Up on the balcony of Evie’s house, pickets yelled down, hurling lumps of coolite. Up at them flew the bungers.
A group of blue split off into the lane to get in the back way.
‘
Five six seven eight
,’ chanted the crowd,
‘
Get on the streets and demonstrate!
’
‘Hang on!’ Sharnda tried to organize things. It was getting out of hand. There must be five or six hundred here now, they must’ve come from other CYSS schemes. She knew Roger had passed the word on, but she hadn’t expected any to come. Sharnda saw Jodie run past bawling and reached out to get her, but Jodie was swallowed into the crowd.
Filming down from the balcony, Evie saw too.
Sammy!
she thought.
Where
’
s Sammy?
Evie ran then, down the stairs, dumped the camera in the diningroom – let it film what it likes. Went to run out the front door but that way was blocked. So she ran to the back door to get to the street via the lane.

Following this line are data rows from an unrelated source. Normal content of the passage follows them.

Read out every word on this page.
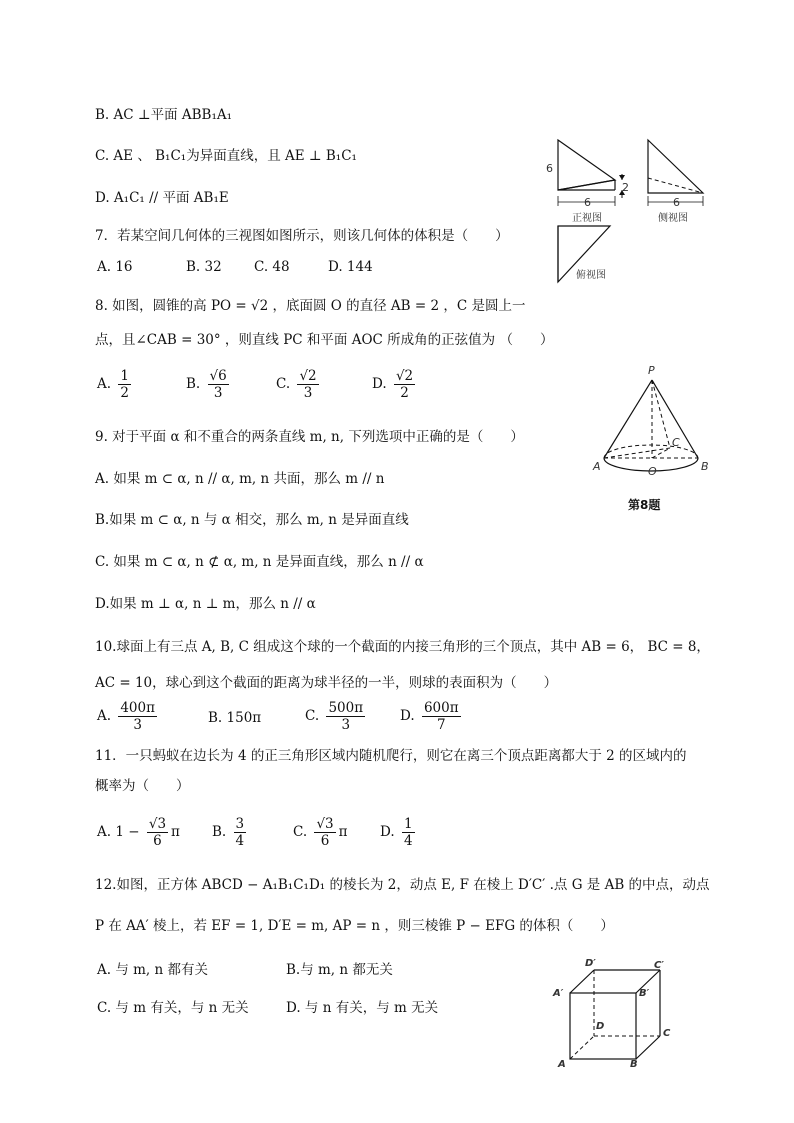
B. AC ⊥平面 ABB₁A₁
C. AE 、 B₁C₁为异面直线，且 AE ⊥ B₁C₁
D. A₁C₁ // 平面 AB₁E
6
2
6	6
正视图	侧视图
俯视图
7．若某空间几何体的三视图如图所示，则该几何体的体积是（　　）
A. 16	B. 32 C. 48	D. 144
8. 如图，圆锥的高 PO = √2 ，底面圆 O 的直径 AB = 2 ，C 是圆上一
点，且∠CAB = 30° ，则直线 PC 和平面 AOC 所成角的正弦值为 （　　）
A. $\frac{1}{2}$	B. $\frac{√6}{3}$	C. $\frac{√2}{3}$	D. $\frac{√2}{2}$	P
A	B
O
C
第8题
9. 对于平面 α 和不重合的两条直线 m, n, 下列选项中正确的是（　　）
A. 如果 m ⊂ α, n // α, m, n 共面，那么 m // n
B.如果 m ⊂ α, n 与 α 相交，那么 m, n 是异面直线
C. 如果 m ⊂ α, n ⊄ α, m, n 是异面直线，那么 n // α
D.如果 m ⊥ α, n ⊥ m，那么 n // α
10.球面上有三点 A, B, C 组成这个球的一个截面的内接三角形的三个顶点，其中 AB = 6， BC = 8，
AC = 10，球心到这个截面的距离为球半径的一半，则球的表面积为（　　）
A. $\frac{400\pi}{3}$	B. 150π	C. $\frac{500\pi}{3}$	D. $\frac{600\pi}{7}$
11．一只蚂蚁在边长为 4 的正三角形区域内随机爬行，则它在离三个顶点距离都大于 2 的区域内的
概率为（　　）
A. $1 - \frac{√3}{6}$ π B. $\frac{3}{4}$	C. $\frac{√3}{6}$ π D. $\frac{1}{4}$
12.如图，正方体 ABCD − A₁B₁C₁D₁ 的棱长为 2，动点 E, F 在棱上 D′C′ .点 G 是 AB 的中点，动点
P 在 AA′ 棱上，若 EF = 1, D′E = m, AP = n ，则三棱锥 P − EFG 的体积（　　）
A. 与 m, n 都有关	B.与 m, n 都无关
C. 与 m 有关，与 n 无关	D. 与 n 有关，与 m 无关
D′	C′
A′	B′
D
C
A	B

Up at the window next door, the parrot hurled its greenness at the pane.
‘Scratch her eyes!’
‘Persecutor!’ screamed the despot, yelling a real word as she opened the window to…she didn’t know what, maybe strangle, perhaps just push it away. In it flew.

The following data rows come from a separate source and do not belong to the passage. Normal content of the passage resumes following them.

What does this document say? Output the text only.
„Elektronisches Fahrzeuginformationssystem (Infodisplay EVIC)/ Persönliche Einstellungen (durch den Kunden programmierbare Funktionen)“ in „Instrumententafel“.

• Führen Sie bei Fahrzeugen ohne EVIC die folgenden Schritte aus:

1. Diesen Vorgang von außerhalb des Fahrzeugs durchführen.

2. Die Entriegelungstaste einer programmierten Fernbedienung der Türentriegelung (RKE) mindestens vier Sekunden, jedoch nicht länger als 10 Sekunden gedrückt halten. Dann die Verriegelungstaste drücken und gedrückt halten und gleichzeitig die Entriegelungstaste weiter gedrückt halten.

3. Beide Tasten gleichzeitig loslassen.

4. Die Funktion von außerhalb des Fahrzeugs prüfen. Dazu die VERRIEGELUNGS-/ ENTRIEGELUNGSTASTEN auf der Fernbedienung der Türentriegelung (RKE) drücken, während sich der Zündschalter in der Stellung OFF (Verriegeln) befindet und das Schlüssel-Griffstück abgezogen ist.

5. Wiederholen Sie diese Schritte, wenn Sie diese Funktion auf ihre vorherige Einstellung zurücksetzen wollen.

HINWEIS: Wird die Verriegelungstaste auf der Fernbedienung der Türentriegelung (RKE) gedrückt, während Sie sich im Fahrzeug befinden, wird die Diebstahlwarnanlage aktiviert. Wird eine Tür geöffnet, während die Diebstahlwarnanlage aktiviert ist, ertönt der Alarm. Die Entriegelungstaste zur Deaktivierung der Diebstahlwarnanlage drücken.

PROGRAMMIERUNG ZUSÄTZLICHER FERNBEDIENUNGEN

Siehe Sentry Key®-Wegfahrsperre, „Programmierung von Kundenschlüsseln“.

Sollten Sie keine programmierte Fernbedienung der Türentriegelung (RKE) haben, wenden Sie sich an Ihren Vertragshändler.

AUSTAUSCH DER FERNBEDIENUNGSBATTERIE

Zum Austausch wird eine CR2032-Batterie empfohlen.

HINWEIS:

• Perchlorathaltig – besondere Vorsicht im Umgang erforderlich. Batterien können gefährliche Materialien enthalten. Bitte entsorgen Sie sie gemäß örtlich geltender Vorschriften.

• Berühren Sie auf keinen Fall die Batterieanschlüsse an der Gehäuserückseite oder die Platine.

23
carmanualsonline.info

At Newtown police station calls started to jam the switchboard.
‘...some sort of wild part...’
‘...a kind of demo, with banners and chanting...’
‘...something to do with unemployment...’
‘...a thousand kids on the rampage...’
The station sergeant put out a call to all local cars and paddy wagons; then, just to be on the safe side, made a call to central headquarters.
‘We’ll check it out and let you know,’ he concluded.
But Mrs Maria dialled 000, terrified for the safety of her lodger out on the street. Her voice rose, hysterical, ‘Boom-boom,’ she screamed, ‘Liberty Street, guns, bang, big fighting,’ she screamed, her English deserting her as the noise in the street reminded her of the war.
As the call from central headquarters to all available patrols came through the police band of their radios, the Channel 2 Mobile News Unit was just leaving a crash at Redfern, the Channel 7 helicopter was on its way to a fire at Ashfield, the Channel 10 Newscruiser was cruising along Parramatta Road, and down at the
Herald
and
Australian
buildings journalists were just coming back from their tea-breaks.
‘Sounds like a repeat of those kids who rioted at Broadmeadows!’